Armenia’s disputed move toward democracy


Armenia plans to change its system of governance in a bid to improve democracy — but critics claim it’s all smoke and mirrors. In early April, just as Yerevan prepares to ratify a landmark agreement with the European Union, the small Caucasus nation will complete its shift from an executive presidency to a parliamentary system — the exact opposite of its neighbor Turkey, analyst Zia Weise writes for POLITICO:

Armenia’s ruling party touts this as a step toward true democracy — in line with the EU agreement’s demands for political reform. But government critics say Armenia’s system change is not so different from Turkey’s: The transition, they argue, is designed to enable outgoing President Serzh Sargsyan to maintain his grip on power.

Transitioning to parliamentary rule was not necessarily a bad move, said Anahit Shirinyan, an Armenian analyst with Chatham House. “But what matters is the Armenian political context,” she said. “There are suspicions that this will enable the ruling party to consolidate its power.

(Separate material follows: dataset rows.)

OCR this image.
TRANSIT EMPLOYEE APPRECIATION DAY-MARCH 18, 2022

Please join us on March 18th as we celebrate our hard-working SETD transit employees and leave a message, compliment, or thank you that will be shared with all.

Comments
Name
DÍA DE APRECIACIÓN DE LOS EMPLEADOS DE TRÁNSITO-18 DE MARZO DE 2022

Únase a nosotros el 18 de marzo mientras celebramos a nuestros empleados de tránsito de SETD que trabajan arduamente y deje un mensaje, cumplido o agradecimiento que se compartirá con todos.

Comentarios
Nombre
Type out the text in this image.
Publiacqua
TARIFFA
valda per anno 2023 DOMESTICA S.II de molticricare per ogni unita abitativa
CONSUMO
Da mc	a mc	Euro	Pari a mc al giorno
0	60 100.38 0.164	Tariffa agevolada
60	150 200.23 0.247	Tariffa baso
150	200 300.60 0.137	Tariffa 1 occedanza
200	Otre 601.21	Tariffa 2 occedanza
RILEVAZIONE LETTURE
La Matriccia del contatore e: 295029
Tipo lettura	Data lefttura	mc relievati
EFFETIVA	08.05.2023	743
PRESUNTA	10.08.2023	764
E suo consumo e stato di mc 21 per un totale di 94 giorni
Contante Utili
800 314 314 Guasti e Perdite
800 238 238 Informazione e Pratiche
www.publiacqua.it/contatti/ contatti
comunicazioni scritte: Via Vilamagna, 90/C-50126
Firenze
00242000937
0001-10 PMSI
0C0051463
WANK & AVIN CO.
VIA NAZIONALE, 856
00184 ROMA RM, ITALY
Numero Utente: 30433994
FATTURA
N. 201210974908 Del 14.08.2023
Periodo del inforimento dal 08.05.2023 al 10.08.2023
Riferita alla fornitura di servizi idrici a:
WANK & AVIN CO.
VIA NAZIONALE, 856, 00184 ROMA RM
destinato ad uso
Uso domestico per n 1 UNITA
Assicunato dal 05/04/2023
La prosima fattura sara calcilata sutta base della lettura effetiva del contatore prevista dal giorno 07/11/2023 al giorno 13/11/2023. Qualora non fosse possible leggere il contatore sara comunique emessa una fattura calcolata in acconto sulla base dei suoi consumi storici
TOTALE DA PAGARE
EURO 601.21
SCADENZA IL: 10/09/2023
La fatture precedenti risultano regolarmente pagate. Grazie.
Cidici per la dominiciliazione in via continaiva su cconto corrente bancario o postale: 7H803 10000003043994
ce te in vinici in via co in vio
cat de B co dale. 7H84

That party has been turning Armenia into more of a one-party system over the last decade — this is the danger.”

Geopolitical trends in the region, notably a Russian-Turkish rapprochement and closer Azerbaijan-Russia relations, have prompted Armenia to seek support from the European Union and the United States, said Miriam Lanskoy, senior director for Russia and Eurasia at the National Endowment for Democracy.